Cefwyn gave a wry and silent laugh. "A dragon. A dragon, master crow. But he is still my friend."

Idrys said nothing for a moment, only gazed at him as if in reproach. Then: "He was still your friend when he sent me to the Olmernmen. He was still your friend when he marched, and he leads those who are my lord king's sworn men, but now, now there is a question."

"What should I do?" Cefwyn repeated. "If you have any notion, crow, out with it."

"Demand," Idrys said. "Impose. Insist, my lord king. You owe the kingdom that."

"The kingdom." The ache had settled hard into his body. Even drawing a deep breath hurt, and he swept a glance about him, at those who had been faithful, whatever their reasons… some even for love of him. He looked at that, rather than the betrayals, but not wholly successfully. "He has the knack of gaining love. That's to envy."

"My lord king has those who love him."

He glanced at Idrys, catching something perhaps by surprise. He did not know why, after all else, he was embarrassed to catch Idrys thus unaware.

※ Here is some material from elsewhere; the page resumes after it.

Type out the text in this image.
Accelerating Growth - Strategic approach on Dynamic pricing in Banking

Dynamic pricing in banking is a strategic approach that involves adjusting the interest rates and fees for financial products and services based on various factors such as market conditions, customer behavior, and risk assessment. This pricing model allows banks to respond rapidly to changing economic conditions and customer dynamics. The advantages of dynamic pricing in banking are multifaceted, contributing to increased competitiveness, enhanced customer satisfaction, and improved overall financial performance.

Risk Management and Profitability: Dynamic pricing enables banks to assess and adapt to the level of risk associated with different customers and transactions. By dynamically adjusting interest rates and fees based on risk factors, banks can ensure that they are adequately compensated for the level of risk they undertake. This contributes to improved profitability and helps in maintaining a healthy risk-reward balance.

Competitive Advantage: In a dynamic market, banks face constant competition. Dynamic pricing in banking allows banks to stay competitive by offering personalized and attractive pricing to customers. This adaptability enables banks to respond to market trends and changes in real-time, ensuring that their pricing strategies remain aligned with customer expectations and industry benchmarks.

But he pretended to have looked elsewhere, for both their sakes, and folded his arms. "Horses."

"My lord king," Idrys said, and relayed the order to a page, who called a groom, who called his assistants, for where the king of Yles-uin went was no small number.

Riven trees marked the battle in the elements, a trail of splintered trunks and wrecked limbs, bright wood through the leafless forest; so Tristen saw as they rode. The limbs were bare as those in Mama's depths, where the wood wound around the end of the ridge.